Just a few in the the minutes that I searched...

Thank you for posting,

Johnnie

My Tom Cloud memorial rocket :) He was a really cool guy, I talked to him online alot, he showed me how to wrap tubes out of glass, and then Tony (Tfish on the forums) showed me how to make molds and hand layed up cones. I only flew it once on an I300, the kevlar cord untied on its way down from the drogueless desent and the fin came down from 8300 feet with no damage at all. I now have an I435 case that I can send it up on, just havent gotten around to it yet. its stout, im pretty sure I can drive my car over the tubes without damage, I can stand on it. I could have made it alot thinner, but it was my first complete composite tube, i made it as thick as a normal phenolic tube so that the nosecone shoulder fits well. My 54mm rocket is only about .030" wall thickness all carbon, I havent flown it yet.
 
Originally posted by DynaSoar
Carbon sleeve stretched to its maximum diameter will be weaker than using it at its nominal diameter. But even at that point it's stronger than the "proper" diameter of glass sleeve, which is stronger still than wrapped glass cloth. When it's pulled over LOC tube, which is tough to begin with, it's going to be near bullet proof. I'd put any thickness of CF over paper up against twice the thickness of glass over paper.

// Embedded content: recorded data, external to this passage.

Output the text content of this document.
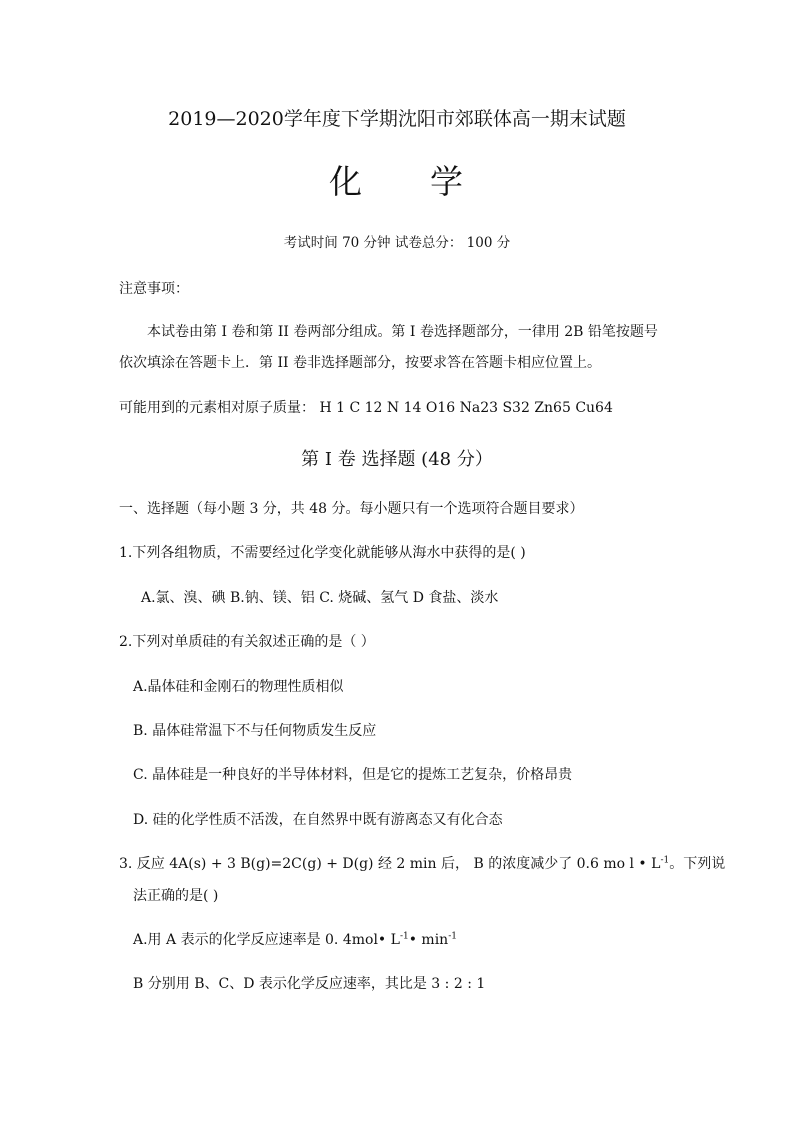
2019—2020学年度下学期沈阳市郊联体高一期末试题
化 学
考试时间 70 分钟 试卷总分： 100 分
注意事项：
本试卷由第 Ⅰ 卷和第 II 卷两部分组成。第 Ⅰ 卷选择题部分，一律用 2B 铅笔按题号
依次填涂在答题卡上．第 II 卷非选择题部分，按要求答在答题卡相应位置上。
可能用到的元素相对原子质量： H 1 C 12 N 14 O16 Na23 S32 Zn65 Cu64
第 Ⅰ 卷 选择题 (48 分）
一、选择题（每小题 3 分，共 48 分。每小题只有一个选项符合题目要求）
1.下列各组物质，不需要经过化学变化就能够从海水中获得的是( )
A.氯、溴、碘 B.钠、镁、铝 C. 烧碱、氢气 D 食盐、淡水
2.下列对单质硅的有关叙述正确的是（ ）
A.晶体硅和金刚石的物理性质相似
B. 晶体硅常温下不与任何物质发生反应
C. 晶体硅是一种良好的半导体材料，但是它的提炼工艺复杂，价格昂贵
D. 硅的化学性质不活泼，在自然界中既有游离态又有化合态
3. 反应 4A(s) + 3 B(g)=2C(g) + D(g) 经 2 min 后， B 的浓度减少了 0.6 mo l • $L^{-1}$。下列说
法正确的是( )
A.用 A 表示的化学反应速率是 0. 4mol• $L^{-1}•$ $\min^{-1}$
B 分别用 B、C、D 表示化学反应速率，其比是 3 : 2 : 1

I can pull 1.5" light CF sleeve over 2.56" (BT80) tube. Actually I have to work it on over a nose cone, like a woman putting on panty hose, but I can do it. And I will be, for a scale model of the ARCA Demonstrator B. Glued onto paper, the "weakest" this stuff will be is way more than it'll need. Consider: we use CyA painted onto things to stiffen and toughen. Epoxy is tougher. If you painted the peeled LOC tube with epoxy alone, it'd make one tough tube. In fact, I did this with my LOC Legacy after incorrectly peeling the tube. It's quite a bit stronger now. If you epoxied even the weakest cloth over the tube the epoxy would have all the more surface area to grab, and be stronger yet.

If you want the pretty of CF, the strength of CF and more heat resistance than anything else, but the cost of glass, look into "basalt" sleeve from Soller. If I didn't have a boatload of CF stock still and could justify it, I'd buy a bunch of this stuff. CF/glass looks pretty neat. I haven't used any. I have used kevlar/CF. Very hard to cut and sand. I used the last of my kevlar sleeve making ejection mufflers glued over the end of motor tubes rather than laminate with it.

Thank you for your input doc, I remember when you were first posting about carbon sleeving etc. Good stuff!

As it turns out, I may end up getting the 50/50 carbon/Purple glass sleeve for this rocket. I'll just make up for the extra weight with a bigger motor if needs be.